Pointing to her guardian, she said, "But when you saw him—"
"Then I knew it was no joke," the physician said.
Hurrying to his mother's side, Chris pulled the Tootsie Pop from his mouth. "Mom, if he tells on us…"
Laura had drawn the .38 from her waistband. She began to raise it, then lowered her hand as she realized the gun no longer had any power to intimidate Brenkshaw; in fact it had never frightened him. For one thing she now realized he was not the kind of man who could be intimidated, and for another thing she could not convincingly portray a lawless, dangerous woman when he knew who she really was.
On the examination table her guardian groaned and tried to shift in his unnatural sleep, but Brenkshaw put a hand upon his chest and stilled him.
"Listen, Doctor, if you tell anyone what happened here tonight, if you can't keep my visit a secret for the rest of your life, it'll be the death of me and my boy."
"Of course the law requires a physician to report any gunshot wounds he treats."
"But this is a special case," Laura said urgently. "I'm not on the run from the law, Doctor."
"Who are you running from?"
"In a sense… from the same men who killed my husband, Chris's father."
He looked surprised and pained. "Your husband was killed?"
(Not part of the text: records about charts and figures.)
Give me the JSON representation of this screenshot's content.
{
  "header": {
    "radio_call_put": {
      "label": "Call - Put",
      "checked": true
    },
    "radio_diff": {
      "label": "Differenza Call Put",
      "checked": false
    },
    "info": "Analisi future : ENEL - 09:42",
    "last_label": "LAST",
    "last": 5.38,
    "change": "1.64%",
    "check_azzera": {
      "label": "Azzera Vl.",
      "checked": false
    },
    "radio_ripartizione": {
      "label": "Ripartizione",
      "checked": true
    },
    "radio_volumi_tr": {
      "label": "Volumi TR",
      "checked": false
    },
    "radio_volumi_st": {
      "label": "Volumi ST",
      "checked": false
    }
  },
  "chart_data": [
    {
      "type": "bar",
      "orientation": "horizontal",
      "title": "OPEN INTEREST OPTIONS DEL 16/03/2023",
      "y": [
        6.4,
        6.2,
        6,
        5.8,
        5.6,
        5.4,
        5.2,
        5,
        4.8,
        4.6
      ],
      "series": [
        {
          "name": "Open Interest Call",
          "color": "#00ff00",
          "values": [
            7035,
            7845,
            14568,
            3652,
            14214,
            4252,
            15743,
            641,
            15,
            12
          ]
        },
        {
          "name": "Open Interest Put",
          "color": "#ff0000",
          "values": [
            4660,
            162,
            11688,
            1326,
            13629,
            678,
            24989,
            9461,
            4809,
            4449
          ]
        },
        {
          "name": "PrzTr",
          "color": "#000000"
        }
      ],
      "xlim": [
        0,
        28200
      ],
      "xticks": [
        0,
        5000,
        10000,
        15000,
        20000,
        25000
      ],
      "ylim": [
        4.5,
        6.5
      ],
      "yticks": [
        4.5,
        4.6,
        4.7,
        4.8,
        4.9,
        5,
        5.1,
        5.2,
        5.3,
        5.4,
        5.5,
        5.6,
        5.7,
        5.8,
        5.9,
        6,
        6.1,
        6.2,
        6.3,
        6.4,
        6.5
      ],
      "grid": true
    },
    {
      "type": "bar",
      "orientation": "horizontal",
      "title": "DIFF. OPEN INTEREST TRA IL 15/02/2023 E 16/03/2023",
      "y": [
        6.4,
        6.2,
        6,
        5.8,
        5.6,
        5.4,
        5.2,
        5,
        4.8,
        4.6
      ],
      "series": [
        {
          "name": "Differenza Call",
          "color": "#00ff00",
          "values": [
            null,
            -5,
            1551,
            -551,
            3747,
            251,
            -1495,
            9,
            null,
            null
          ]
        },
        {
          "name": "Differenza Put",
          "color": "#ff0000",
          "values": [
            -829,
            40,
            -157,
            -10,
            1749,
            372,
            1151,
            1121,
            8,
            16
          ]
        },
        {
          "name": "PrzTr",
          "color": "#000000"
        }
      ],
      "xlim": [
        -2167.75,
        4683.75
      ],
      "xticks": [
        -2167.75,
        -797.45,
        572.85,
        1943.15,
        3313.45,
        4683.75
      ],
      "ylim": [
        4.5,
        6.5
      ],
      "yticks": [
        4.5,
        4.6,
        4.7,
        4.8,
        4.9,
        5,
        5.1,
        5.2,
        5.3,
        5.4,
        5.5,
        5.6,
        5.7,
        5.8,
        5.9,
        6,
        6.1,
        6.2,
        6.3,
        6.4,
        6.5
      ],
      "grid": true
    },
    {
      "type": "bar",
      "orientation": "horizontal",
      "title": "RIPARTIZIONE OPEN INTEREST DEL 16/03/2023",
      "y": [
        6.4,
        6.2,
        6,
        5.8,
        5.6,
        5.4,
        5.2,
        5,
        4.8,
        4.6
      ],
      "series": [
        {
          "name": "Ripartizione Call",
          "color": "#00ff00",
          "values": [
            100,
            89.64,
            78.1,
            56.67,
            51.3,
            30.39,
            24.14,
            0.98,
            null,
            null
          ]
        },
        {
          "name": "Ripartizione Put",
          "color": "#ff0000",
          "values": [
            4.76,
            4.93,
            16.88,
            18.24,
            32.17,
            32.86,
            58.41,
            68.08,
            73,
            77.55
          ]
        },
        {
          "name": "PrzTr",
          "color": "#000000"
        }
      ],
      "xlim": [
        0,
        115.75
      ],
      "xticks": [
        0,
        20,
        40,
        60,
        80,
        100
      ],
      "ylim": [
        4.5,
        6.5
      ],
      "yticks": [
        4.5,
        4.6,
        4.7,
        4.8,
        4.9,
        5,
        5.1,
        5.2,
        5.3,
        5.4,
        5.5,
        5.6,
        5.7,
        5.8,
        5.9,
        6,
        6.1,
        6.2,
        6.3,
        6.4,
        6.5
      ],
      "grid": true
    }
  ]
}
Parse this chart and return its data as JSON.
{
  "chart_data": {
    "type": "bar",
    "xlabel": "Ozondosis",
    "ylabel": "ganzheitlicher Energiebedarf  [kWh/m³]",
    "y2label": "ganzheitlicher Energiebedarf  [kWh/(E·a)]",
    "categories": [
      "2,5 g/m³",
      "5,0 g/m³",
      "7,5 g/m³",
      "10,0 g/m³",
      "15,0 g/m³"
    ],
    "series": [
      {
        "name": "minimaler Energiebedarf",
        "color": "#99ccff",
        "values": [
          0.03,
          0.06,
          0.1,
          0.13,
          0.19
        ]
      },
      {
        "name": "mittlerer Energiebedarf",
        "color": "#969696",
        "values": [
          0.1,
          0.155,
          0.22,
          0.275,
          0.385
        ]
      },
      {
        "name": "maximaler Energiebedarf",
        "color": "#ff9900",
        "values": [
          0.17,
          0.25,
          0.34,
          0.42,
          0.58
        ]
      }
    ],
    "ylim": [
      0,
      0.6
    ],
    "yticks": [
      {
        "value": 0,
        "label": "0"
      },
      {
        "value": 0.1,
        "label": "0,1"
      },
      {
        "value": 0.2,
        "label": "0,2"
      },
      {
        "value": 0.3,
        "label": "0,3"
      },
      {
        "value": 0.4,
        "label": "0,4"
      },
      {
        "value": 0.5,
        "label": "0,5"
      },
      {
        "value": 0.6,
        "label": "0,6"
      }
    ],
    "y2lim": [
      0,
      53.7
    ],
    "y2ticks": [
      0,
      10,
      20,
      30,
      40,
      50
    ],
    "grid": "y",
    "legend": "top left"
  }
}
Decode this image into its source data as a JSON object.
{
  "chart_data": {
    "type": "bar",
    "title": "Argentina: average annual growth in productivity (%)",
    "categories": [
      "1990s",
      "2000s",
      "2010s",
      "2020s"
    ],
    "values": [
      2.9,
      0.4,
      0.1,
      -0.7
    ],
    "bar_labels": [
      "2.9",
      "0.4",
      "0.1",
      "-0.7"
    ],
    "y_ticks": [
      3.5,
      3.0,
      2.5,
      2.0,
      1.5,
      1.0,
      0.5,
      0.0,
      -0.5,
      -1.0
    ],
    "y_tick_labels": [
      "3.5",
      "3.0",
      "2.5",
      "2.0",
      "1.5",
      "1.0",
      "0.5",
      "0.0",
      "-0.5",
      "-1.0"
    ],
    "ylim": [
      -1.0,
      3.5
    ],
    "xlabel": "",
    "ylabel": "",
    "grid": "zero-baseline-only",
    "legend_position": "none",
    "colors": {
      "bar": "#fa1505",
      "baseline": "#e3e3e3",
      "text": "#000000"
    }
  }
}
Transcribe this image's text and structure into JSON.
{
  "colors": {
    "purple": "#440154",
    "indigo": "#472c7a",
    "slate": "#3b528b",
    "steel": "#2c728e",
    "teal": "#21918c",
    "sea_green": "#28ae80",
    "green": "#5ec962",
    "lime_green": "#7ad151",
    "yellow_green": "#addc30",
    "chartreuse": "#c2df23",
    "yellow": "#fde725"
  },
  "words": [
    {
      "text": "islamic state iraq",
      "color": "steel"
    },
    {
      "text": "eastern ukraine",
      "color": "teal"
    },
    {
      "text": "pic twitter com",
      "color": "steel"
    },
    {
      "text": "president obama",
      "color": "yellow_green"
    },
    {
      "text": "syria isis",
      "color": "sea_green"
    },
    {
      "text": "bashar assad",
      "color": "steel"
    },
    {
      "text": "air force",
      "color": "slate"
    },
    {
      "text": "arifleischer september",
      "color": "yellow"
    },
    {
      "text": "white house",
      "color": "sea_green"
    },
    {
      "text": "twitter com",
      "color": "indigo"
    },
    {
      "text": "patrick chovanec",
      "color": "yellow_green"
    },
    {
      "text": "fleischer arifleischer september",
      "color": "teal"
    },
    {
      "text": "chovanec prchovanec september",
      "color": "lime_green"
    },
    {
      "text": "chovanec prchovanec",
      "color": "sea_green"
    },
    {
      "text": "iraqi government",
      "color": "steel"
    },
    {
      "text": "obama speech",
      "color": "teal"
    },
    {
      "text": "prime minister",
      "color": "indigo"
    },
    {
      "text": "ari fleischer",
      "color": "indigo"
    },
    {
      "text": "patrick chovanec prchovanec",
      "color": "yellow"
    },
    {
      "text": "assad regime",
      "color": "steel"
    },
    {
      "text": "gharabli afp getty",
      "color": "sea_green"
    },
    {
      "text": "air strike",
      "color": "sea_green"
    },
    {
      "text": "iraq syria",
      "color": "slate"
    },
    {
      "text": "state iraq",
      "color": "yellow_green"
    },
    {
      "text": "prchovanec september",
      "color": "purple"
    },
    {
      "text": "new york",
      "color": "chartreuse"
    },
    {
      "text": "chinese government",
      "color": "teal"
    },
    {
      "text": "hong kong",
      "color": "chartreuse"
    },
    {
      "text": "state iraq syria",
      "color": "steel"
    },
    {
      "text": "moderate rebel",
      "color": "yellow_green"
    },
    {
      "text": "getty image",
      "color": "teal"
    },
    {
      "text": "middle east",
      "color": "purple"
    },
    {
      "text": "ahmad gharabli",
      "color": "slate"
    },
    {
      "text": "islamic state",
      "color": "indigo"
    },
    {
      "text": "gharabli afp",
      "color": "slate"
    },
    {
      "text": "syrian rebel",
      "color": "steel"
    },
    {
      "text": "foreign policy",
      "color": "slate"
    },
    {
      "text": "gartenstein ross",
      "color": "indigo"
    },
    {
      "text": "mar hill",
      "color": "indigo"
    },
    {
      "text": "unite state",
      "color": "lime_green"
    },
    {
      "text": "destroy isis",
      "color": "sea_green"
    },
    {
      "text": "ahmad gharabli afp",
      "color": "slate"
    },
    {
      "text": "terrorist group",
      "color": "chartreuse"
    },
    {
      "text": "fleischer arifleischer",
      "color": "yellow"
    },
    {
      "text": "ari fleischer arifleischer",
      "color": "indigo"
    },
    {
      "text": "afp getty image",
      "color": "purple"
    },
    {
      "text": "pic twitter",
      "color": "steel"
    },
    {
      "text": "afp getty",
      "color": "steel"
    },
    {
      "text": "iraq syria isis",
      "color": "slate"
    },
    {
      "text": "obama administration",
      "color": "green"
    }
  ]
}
"You must've read about it in the papers," she said bitterly. "It made a sensational story there for a while, the kind of thing the press loves."
"I'm afraid I don't read newspapers or watch television news," Brenkshaw said. "It's all fires, accidents, and crazed terrorists. They don't report real news, just blood and tragedy and politics. I'm sorry about your husband. And if these people who killed him, whoever they are, want to kill you now, you should go straight to the police."
Laura liked this man and thought they shared more views and sympathies than not. He seemed reasonable, kind. Yet she had little hope of persuading Brenkshaw to keep his mouth shut. "The police can't protect me, Doctor. No one can protect me except
me
—and maybe that man whose wounds you just sewed up. These people who're after us… they're relentless, implacable, and they're beyond the law."
He shook his head. "No one is beyond the law."
"
They
are, Doctor. It'd take me an hour to explain to you why they are, and then you probably wouldn't believe me. But I beg of you, unless you want our deaths on your conscience, keep your mouth shut about our being here. Not just for a few days but forever."
"Well…"
Studying him, she knew it was no use. She remembered what he had told her in the foyer earlier, when she had warned him not to lie about the presence of other people in the house: He did not lie, he said, because always telling the truth made life simpler; telling the truth was a lifelong habit. Hardly forty-five minutes later, she knew him well enough to believe that he was indeed an unusually truthful man. Even now, as she begged him to keep their visit secret, he was not able to tell the lie that would placate her and get her out of his office. He stared at her guiltily and could not tease the falsehood from his tongue. He would do his duty when she left; he would file a police report. The cops would look for her at her house near Big Bear, where they would discover the blood if not the bodies of the time travelers, and where they would find hundreds of expended bullets, shattered windows, slug-pocked walls. By tomorrow or the next day the story would be splashed across the newspapers…
The airliner that had flown overhead more than half an hour ago might not have been a passing jet, after all. It might well have been what she had first thought it was—very distant thunder, fifteen or twenty miles away.
More thunder on a night without rain.
"Doctor, help me get him dressed," she said, indicating her guardian on the table beside them. "Do at least that much for me, since you're going to betray me later."